- A mass grave from the Farhud, the 1941 riots in Baghdad that killed hundreds of Jews and injured 1,000.
Baghdad, August 24 - Rashid Muhammad, 90, has seen technological and economic advancement in his many years, but still considers his youth in Iraq a better time to live, because life was simpler then and Jews didn't fight back.
The retired merchant, whose family still runs the home furnishings business he founded in 1950, spoke in an interview about growing up under British, then Arab, rule at a time when the complex concerns of modern commerce and politics had yet to emerge, and violence against Jews brought little in the way of direct consequences if the political winds were blowing a certain way.
"We had a grand time during the Farhud," reminisced Muhammad, referring to the June, 1941 riots targeting Jews and Jewish-owned establishments. "Things were pretty straightforward back then. I had my friends, and our families all went to the same mosque where we learned the same values, among which was a heavy dose of Nazi propaganda. So we did what was obvious. I personally used my handprint to mark Jewish-owned homes in red ink so the mobs would know whom to target, and that was just thrilling. I mean, after a day or two the British came back and killed a few hundred rioters and looters, but it wasn't out of any great love for the Jews. It was the attitude - and, I would say, the freedom - to do what we'd wanted to do for ages that I'm talking about."
"The Jews had no weapons and no way to fight back - they were completely at the mercy of their neighbors," he continued. "It's not that simple anymore. Things have gotten a lot more complicated in the decades since. Technology, politics, health care, and Jew-killing aren't nearly as straightforward as they used to be. It used to be the doctor would come to your home when you got sick, and there were only a few available treatments anyway. Now there are tests up the wazoo and treatment options have to be explained like you wouldn't believe. Also, we killed or expelled most of the Jews within ten years of the Farhud, and nothing happened to us as a result. I miss those days."

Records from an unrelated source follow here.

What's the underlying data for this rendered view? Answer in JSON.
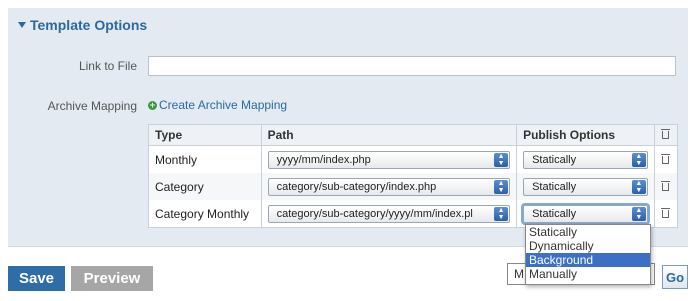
{
  "section": {
    "title": "Template Options"
  },
  "link_to_file": {
    "label": "Link to File",
    "value": ""
  },
  "archive_mapping": {
    "label": "Archive Mapping",
    "create_link": "Create Archive Mapping",
    "columns": [
      "Type",
      "Path",
      "Publish Options"
    ],
    "rows": [
      {
        "type": "Monthly",
        "path": "yyyy/mm/index.php",
        "publish": "Statically"
      },
      {
        "type": "Category",
        "path": "category/sub-category/index.php",
        "publish": "Statically"
      },
      {
        "type": "Category Monthly",
        "path": "category/sub-category/yyyy/mm/index.pl",
        "publish": "Statically"
      }
    ]
  },
  "dropdown": {
    "options": [
      "Statically",
      "Dynamically",
      "Background",
      "Manually"
    ],
    "highlighted": "Background"
  },
  "footer": {
    "save_label": "Save",
    "preview_label": "Preview",
    "more_select_value": "M",
    "go_label": "Go"
  },
  "colors": {
    "accent": "#2c6a9a",
    "save": "#2f6da7",
    "highlight": "#3d70c4"
  }
}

Muhammad concedes that the increasing complexity of life might be a function of his changing perspective as he ages, and not an objective shift in life's complexity. "I have to admit I see the same simple thrill I used to have when I now look in the eyes of a young Iraqi setting out to join Daesh, who disdain nuance, and I know I could never be that excited about ideology anymore. It's not the way it used to be, when our victims couldn't defend themselves, and their pathetic situation only served to confirm their inferior position in our minds. I miss that."